I expect this to become a major point of discussion in 2018, both inside the technology community, struggling to cope with its social responsibility, and at various levels of government, opening a discourse about the possible regulation of technology. We will hear more regrets from founders of tech companies about the addictive technologies they have launched. We will start a discussion of cryptocurrencies as a shadow banking system, which should be curtailed or tightly regulated.
Wendell Wallach
Dr. Wendell Wallach is a senior advisor to The Hastings Center and chair of technology studies at Yale University's Interdisciplinary Center for Bioethics in New Haven, Connecticut. His most recent book is "A Dangerous Master: How To Keep Technology from Slipping Beyond Our Control."

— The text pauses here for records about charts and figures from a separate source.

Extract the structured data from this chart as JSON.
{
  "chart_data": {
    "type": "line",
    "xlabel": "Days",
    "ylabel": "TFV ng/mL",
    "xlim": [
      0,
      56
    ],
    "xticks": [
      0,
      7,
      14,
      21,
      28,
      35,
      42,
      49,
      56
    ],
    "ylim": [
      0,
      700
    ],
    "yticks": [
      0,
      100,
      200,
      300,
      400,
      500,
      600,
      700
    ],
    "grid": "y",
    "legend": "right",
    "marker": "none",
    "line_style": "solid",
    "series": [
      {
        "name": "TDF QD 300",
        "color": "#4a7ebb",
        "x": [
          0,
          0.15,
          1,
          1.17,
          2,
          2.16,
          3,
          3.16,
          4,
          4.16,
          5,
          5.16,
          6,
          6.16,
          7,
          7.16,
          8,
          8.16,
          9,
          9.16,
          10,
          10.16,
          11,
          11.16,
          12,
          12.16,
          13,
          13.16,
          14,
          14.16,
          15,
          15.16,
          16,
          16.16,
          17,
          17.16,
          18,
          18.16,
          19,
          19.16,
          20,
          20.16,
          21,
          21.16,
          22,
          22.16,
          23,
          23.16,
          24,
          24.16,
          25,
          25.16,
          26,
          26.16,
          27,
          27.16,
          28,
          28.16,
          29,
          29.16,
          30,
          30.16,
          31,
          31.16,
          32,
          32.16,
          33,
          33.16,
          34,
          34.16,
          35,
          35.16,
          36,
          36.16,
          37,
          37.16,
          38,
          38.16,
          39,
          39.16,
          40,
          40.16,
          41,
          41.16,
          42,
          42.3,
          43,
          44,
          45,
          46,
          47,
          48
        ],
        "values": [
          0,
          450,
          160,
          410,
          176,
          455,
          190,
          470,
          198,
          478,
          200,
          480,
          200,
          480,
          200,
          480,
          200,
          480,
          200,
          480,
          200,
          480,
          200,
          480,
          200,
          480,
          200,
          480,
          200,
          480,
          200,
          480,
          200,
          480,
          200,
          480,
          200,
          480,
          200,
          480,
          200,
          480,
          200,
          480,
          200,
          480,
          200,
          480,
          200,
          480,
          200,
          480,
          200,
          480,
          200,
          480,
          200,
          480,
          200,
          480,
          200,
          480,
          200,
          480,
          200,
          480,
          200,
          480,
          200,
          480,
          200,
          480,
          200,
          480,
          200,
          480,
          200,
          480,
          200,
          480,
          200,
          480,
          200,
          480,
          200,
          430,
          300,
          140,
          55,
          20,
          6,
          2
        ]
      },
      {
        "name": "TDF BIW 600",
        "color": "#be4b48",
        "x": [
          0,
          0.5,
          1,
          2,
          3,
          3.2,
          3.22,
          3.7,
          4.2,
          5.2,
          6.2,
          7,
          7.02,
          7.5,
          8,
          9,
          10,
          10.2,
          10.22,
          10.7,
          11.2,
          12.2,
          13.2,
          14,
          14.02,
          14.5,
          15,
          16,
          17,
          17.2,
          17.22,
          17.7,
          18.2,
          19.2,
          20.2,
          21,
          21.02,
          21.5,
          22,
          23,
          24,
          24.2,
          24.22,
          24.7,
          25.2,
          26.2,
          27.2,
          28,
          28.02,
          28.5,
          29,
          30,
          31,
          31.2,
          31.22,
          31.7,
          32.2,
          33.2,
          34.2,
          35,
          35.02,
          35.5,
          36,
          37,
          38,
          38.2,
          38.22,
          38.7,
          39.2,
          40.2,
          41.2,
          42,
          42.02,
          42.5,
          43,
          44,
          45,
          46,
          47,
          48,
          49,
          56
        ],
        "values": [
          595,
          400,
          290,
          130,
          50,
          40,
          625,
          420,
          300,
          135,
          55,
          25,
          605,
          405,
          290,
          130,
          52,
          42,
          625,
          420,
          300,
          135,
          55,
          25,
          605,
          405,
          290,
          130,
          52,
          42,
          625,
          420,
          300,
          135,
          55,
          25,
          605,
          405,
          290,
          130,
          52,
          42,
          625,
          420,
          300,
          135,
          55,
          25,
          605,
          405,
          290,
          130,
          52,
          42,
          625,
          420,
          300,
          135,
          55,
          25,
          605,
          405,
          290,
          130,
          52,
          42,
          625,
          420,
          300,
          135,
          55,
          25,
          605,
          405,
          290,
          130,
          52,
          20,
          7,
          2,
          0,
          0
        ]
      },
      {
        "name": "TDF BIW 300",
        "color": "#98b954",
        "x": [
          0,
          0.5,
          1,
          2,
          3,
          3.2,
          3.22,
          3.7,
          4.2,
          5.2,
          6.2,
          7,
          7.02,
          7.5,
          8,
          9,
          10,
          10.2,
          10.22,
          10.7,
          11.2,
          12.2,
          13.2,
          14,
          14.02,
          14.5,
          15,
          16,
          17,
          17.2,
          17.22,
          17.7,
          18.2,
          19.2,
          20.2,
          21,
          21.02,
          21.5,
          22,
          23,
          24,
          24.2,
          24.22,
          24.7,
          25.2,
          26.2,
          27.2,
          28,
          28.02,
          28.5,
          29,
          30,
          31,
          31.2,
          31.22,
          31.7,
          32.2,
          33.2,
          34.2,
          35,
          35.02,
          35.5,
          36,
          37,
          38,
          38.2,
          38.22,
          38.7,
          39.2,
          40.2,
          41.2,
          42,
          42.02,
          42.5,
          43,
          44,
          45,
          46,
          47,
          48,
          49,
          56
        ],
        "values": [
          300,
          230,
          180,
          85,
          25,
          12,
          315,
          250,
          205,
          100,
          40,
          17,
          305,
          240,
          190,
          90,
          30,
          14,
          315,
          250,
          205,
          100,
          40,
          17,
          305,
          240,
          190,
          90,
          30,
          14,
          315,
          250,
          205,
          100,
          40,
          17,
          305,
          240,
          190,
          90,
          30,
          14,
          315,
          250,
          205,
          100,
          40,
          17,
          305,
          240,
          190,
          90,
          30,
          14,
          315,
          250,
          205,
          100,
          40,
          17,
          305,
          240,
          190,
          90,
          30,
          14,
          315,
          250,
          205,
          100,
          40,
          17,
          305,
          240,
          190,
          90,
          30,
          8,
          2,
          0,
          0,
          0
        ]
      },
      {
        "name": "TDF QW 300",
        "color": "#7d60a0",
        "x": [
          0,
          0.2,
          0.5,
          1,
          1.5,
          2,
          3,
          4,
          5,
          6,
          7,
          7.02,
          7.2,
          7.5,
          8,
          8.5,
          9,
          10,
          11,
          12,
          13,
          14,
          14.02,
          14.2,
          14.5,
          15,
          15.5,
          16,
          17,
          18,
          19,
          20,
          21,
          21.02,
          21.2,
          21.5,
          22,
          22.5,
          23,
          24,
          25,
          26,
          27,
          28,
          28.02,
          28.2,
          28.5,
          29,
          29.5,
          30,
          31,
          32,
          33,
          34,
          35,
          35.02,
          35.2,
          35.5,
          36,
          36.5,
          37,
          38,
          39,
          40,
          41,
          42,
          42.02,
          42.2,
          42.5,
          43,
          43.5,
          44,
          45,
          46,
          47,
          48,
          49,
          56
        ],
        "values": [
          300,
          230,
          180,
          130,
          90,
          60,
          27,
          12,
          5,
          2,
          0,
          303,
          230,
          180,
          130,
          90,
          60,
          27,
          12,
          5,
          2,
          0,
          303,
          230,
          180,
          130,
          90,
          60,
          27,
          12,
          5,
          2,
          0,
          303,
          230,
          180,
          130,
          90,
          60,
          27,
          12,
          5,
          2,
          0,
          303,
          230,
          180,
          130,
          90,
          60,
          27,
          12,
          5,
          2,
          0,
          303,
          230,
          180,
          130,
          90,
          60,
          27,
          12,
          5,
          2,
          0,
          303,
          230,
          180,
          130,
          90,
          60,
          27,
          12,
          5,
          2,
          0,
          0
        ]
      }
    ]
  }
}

A serious tragedy will direct the attention of international leaders, under public pressure, to finally take on the difficult but incredibly necessary task of putting in place effective oversight and governance of emerging technologies. The tragedy may be the result of a broadly deployed cyberweapon that brings down critical infrastructure like a power grid, or a database hack that exposes sensitive user data. A terrorist or crazy kid may arm a drone with poison, killing innocent people. The proposed treaty to limit the development of lethal autonomous weapons will suddenly become more likely, as will stringent controls on the handling of sensitive user data by social media and other companies. Industry leaders, fearful of more stringent restrictions on their activities, will lead the way for thoughtful oversight of digital technologies.
I may be wrong - nevertheless, reaping the benefits of innovation and managing risks must happen together.